Consistency in Sample Preparation: Using intact proteins as standards ensures that they are subjected to the same sample preparation steps as the target proteins, including denaturation, reduction, alkylation, and digestion. This consistency minimizes variability and potential biases introduced during sample processing.
Applicability to Complex Samples: Intact protein standards are particularly beneficial when analyzing complex biological samples, such as tissue extracts or serum, where protein-protein interactions and matrix effects can influence quantification. Their use helps account for these complexities, leading to more reliable results.
Facilitation of Method Validation and Standardization: Incorporating intact protein standards into quantitative proteomics workflows aids in method validation and standardization across different laboratories and studies. This practice enhances the reproducibility and comparability of quantitative data.

Prepare your anchor protein standards file providing the protein abundances in molar amounts.

Important: For proper recognition, column headers for ProteinID should be “Accession” and the column for molar amounts should contain “fmol”. Ensure that the given IDs are the same as the Accession column in the analyzed dataset.

AccessionMW (kDa)Amount (fmol)
O75475 48.2 75
P02768 10.1 50
P05067 32.5 25
Q00653 20.9 30
Q9Y6K9 65.8 100

Quantification
Quantification
Import the standards file as a dataframe, for example, as described below.

standards_file = 'UPS2.xlsx' st_proteins = alpaca.eats(standards_file)

Optional: If the standards were only added in given samples, those should be specified in a list. Make sure that the sample names are exactly the same as in the formatted dataset.

spiked_samples = ['iBAQ Before_Induction_01', 'iBAQ Control_01', 'iBAQ Diamide_01']

The function alpaca.census() allows for the transformation of MS-intensities into molar abundances based on a set of anchor proteins (provided in the standards_file; e.g. UPS2 standards) by fitting log2-transformed molar abundances to log2-transformed intensities.
The function takes 2 dataframes:
  • Clean dataframe (described in protocol)
  • Anchor protein dataframe (see details above)
Additionally, the intensity column should be specified.

quant_df, id_standards, coef, inter, r2 = alpaca.census(clean_df, st_proteins,                                                    lfq_col='iBAQ',                                                    filter_col = 'Sample',                                                    added_samples = spiked_samples)

Quantification is performed based on fitting known anchor protein amounts to the measured label-free intensities. An R2 >= 0.90 is recommended for intact protein standards, while R2 >= 0.95 would be advised when using SIL peptide standards.
The resulting dataframe quant_df contains a column with the calculated molar abundances.

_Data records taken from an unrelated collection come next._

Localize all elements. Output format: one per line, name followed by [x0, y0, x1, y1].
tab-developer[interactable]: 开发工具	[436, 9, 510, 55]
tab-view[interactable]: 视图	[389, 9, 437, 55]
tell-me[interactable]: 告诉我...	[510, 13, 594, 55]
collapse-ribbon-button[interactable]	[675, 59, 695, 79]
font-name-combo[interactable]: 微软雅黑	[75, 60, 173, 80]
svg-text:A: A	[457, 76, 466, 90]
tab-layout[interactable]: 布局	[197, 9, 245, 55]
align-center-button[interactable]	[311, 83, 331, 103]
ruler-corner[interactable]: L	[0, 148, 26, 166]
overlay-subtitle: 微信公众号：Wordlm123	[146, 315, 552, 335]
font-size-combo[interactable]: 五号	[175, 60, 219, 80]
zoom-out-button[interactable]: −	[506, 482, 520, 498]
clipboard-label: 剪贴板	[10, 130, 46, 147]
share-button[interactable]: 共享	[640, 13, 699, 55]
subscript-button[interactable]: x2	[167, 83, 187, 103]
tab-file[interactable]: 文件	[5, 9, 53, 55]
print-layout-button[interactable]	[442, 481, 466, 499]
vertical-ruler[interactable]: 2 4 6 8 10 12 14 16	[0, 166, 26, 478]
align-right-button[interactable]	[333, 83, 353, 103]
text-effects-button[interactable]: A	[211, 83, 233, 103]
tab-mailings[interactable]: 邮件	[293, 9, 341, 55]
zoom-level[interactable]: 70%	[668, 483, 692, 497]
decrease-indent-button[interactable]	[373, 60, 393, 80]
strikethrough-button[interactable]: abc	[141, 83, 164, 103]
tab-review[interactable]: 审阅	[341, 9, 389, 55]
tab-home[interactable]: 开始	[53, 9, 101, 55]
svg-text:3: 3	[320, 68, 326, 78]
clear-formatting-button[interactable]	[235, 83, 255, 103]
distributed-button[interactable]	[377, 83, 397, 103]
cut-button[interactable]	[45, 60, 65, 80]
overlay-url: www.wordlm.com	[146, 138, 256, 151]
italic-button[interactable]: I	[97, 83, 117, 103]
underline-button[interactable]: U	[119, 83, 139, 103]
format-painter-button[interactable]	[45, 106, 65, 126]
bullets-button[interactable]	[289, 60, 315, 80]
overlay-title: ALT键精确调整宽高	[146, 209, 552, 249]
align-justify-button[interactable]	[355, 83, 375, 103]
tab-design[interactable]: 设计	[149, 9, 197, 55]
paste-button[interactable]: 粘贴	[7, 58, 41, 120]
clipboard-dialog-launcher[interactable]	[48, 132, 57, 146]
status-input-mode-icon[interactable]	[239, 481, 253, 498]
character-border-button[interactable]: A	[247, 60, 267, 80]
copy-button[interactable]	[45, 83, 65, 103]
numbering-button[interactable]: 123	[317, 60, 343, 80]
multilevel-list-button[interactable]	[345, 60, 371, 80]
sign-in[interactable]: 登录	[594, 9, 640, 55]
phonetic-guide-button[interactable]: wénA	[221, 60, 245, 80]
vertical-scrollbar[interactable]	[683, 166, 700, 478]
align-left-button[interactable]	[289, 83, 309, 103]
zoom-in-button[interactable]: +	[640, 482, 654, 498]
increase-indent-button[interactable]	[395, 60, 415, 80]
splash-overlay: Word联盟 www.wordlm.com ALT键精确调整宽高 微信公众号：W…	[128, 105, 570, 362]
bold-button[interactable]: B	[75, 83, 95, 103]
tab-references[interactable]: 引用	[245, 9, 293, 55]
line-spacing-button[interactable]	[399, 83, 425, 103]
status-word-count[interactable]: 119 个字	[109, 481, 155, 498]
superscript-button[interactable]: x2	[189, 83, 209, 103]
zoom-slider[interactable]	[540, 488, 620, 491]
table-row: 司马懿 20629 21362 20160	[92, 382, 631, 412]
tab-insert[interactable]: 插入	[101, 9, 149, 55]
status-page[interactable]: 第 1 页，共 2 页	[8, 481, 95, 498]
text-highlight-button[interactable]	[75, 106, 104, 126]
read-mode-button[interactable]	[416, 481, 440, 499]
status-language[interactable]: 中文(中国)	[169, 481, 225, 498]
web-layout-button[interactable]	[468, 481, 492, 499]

Additionally, id_standards dataframe contains the identified anchor proteins in the measured samples. Slope, intercept and R2 are also returned by this function.
Optional arguments can be specified to adjust quantification parameters:
- In case only a few samples were spiked with the given standards, specify the filter column name (“filter_col”) and the spiked sample (“added_samples”).

More information on the function arguments can be found at https://borfebor.github.io/alpaca_proteomics/quantification/

At this point, quant_df contains the protein abundances measured in the MS analysis. For biological insights further analysis could be performed.